The Kelly Criterion, Explained Honestly

For a binary bet, Kelly fraction f = (bp - q) / b. Suppose you believe a +120 underdog wins 50% of the time. Decimal odds are 2.20, so b = 1.20, p = 0.50, q = 0.50. Kelly fraction equals (1.20 × 0.50 - 0.50) / 1.20, or 8.3% of bankroll.

Eight percent of bankroll on a single bet is enormous. A bettor with a $10,000 bankroll would risk $833 on this wager. Even with positive EV, sustained sequences of 5-10 losses are common, and drawdowns of 40-60% from peak are normal.

Full Kelly maximizes long-run growth only if your probability estimate is exact. In reality, your edge is uncertain. Overestimating your edge by a small amount and betting full Kelly can convert a positive-EV strategy into a negative-EV one. Betting half Kelly recovers roughly 75% of growth with roughly 50% of the volatility.

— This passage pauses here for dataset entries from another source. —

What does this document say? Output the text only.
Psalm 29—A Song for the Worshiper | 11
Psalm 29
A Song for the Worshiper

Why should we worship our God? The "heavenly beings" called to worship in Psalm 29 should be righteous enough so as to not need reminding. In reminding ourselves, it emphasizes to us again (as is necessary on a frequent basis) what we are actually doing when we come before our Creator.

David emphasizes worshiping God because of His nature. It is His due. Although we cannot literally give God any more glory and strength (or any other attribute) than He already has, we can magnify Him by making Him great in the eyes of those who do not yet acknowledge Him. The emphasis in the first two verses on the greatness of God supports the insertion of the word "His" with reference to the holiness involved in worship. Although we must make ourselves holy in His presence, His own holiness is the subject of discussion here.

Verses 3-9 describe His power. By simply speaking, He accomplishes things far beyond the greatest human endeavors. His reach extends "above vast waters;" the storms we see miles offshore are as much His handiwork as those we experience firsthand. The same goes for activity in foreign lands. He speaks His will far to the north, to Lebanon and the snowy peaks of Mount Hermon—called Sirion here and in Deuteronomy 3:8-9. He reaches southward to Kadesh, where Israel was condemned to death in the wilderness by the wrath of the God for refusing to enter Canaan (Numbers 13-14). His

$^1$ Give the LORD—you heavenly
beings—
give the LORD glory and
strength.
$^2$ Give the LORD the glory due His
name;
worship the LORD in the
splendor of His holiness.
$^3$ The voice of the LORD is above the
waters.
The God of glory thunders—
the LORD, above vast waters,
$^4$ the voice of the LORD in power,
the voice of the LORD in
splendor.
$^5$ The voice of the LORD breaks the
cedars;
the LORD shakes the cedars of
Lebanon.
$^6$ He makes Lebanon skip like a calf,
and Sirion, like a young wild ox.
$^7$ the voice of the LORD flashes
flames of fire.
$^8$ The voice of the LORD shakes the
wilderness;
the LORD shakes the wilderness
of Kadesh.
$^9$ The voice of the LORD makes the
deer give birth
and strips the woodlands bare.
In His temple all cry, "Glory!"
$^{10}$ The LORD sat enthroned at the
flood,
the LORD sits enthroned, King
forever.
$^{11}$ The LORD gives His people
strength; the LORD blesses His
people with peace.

A practical default for sports bettors: 0.25 to 0.50 Kelly on bets where edge is reasonably well-estimated; flat sizing or smaller fractions when edge is more speculative.

Kelly does not protect against estimation error. Kelly does not account for correlated bets. Kelly does not factor in withdrawal needs or external liquidity. Treating it as a magic formula has bankrupted skilled bettors with genuine edges.